There is still one more round of cuts to go for Team Sask, but she has already made the top 20 of all Saskatchewan female players under the age of 21. The final U-21 roster will be cut to 15 and she won’t find out until close to the games.

Meanwhile, on the ice for the Sharks, Kulbida is just 5’6” with skates on, but her game is anything but small.

She’s in her second season with the club and leads the team in points through 13 games with nine points – six goals and three assists. Even as a rookie last season, she also led the team in points with 12 in 28 games.

She was named Sharks rookie of the year in 2015-16 and this season was named the SFMAAAHL third star of the month in October.

“Last year… it took probably half the season to get used to playing in this league,” Sharks head coach Gary Berggren said, who was an assistant with the team last year. “Towards the end of the season she played much better and this year has just been [even] better. Every game she’s better and better and she is a dominant player in this league when she wants to be.

“She’s everything for this team.”

In her first AAA game of her career, she had to play on international sized ice, because the Sharks were playing in Wilcox against the Notre Dame Hounds.

It posed an additional challenge, but it didn’t make the moment any less special.

“The ice surface was really big, so I wasn’t used to that, and just the pace of the game was so much faster compared to [Saskatoon] Comets,” she said. “But it was awesome. I was so excited to be a part of the team and the league.”

Interestingly, Kulbida wasn’t put on skates until she was eight years old and she didn’t start playing organized hockey until she was 11.

“My mom was just nervous I was going to get hurt,” she said.

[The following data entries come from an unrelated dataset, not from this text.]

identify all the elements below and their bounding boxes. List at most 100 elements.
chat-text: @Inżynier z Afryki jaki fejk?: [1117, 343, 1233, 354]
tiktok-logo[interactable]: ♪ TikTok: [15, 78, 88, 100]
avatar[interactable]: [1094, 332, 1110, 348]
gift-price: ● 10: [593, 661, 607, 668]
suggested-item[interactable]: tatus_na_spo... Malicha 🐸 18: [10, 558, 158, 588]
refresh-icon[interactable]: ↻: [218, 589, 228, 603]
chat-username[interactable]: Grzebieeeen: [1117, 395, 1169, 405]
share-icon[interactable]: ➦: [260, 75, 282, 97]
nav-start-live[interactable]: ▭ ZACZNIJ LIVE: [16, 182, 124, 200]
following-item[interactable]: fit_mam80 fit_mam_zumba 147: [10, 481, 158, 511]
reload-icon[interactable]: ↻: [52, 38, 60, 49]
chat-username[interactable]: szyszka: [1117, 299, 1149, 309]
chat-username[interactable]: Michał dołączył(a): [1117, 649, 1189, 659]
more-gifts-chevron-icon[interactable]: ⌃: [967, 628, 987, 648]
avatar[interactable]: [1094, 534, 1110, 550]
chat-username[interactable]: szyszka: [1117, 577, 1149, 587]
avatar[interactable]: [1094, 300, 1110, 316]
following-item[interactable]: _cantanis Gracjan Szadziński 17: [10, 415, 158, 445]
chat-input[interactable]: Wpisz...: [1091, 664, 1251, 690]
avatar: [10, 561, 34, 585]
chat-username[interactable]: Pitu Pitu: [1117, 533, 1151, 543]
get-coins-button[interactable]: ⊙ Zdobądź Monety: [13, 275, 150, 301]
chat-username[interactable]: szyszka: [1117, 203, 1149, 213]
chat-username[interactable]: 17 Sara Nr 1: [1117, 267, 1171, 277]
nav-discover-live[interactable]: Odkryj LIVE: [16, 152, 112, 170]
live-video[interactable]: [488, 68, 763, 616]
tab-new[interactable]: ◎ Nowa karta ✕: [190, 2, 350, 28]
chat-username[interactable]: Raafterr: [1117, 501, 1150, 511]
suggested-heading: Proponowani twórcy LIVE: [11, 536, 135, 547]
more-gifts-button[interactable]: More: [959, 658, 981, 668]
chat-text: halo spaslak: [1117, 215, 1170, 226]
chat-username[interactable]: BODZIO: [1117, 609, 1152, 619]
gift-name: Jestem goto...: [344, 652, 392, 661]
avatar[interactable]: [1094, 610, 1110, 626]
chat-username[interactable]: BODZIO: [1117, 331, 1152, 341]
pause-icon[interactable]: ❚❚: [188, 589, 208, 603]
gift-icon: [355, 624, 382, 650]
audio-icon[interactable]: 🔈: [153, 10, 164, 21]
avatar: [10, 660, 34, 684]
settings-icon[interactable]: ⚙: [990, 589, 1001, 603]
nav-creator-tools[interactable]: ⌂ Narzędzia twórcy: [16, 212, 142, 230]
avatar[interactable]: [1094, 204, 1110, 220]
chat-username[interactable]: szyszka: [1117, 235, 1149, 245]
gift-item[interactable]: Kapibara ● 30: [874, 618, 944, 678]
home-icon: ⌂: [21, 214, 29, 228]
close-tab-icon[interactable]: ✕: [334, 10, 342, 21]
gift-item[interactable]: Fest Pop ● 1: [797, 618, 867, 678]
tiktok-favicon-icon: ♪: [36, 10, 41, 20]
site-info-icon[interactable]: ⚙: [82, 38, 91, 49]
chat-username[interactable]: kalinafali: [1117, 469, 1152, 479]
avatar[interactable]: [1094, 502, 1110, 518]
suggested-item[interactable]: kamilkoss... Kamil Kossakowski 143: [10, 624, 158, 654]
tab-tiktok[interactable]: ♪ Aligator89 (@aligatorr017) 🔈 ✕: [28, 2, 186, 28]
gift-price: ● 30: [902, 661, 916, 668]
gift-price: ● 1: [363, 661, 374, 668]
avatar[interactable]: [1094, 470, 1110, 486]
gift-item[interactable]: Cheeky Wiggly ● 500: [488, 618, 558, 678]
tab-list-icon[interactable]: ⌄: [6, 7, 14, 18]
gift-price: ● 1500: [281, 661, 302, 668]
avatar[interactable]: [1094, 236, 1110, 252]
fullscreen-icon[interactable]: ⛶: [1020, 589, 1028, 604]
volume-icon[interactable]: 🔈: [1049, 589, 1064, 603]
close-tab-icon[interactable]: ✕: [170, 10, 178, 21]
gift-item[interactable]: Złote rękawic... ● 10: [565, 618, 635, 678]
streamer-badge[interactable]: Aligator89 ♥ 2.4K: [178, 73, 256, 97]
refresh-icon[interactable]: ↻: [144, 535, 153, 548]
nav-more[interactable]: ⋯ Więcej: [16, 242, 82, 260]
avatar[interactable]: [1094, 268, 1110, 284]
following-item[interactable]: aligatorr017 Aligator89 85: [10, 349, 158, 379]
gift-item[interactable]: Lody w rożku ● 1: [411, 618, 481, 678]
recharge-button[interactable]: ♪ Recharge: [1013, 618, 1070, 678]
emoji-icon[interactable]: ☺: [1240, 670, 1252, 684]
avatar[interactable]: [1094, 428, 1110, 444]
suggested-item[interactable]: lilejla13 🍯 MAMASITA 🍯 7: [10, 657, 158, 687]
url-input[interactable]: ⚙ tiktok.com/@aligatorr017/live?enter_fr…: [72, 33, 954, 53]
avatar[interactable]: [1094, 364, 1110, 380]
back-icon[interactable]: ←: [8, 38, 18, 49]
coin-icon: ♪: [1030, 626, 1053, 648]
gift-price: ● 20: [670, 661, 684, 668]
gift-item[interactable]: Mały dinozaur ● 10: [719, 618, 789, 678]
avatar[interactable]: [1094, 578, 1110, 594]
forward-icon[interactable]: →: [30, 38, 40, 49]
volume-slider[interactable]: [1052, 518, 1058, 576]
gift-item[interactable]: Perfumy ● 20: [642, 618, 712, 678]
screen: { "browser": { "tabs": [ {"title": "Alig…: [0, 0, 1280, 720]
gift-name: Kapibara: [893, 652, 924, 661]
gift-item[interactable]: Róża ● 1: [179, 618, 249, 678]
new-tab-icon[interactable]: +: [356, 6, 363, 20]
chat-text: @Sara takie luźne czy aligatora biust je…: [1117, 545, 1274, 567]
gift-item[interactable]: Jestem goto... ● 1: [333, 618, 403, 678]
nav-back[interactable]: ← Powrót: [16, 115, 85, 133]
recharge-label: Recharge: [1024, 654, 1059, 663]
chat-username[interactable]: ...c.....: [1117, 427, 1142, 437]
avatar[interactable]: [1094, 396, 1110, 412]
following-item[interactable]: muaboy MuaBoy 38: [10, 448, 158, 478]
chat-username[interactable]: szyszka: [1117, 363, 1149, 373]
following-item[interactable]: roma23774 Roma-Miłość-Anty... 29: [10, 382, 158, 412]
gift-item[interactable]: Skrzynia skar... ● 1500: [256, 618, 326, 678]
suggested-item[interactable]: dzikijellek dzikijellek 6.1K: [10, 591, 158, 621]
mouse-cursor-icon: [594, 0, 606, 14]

Well, it’s a good thing her mom caved, because Kulbida is leading the charge for Battlefords for the second straight season and has aspirations to play university hockey in Canada.

In an ideal world, she would play U-Sports (formerly CIS) hockey while studying kinesiology.

For now, she still has to finish Grade 12 at North Battleford Comprehensive High School, which means balancing her senior year with two competitive sports.

“It’s hard,” she said. “I’ve just got to work hard in school to keep everything all good.”

If she can do that, there’s no question that next season she’ll be playing at the next level.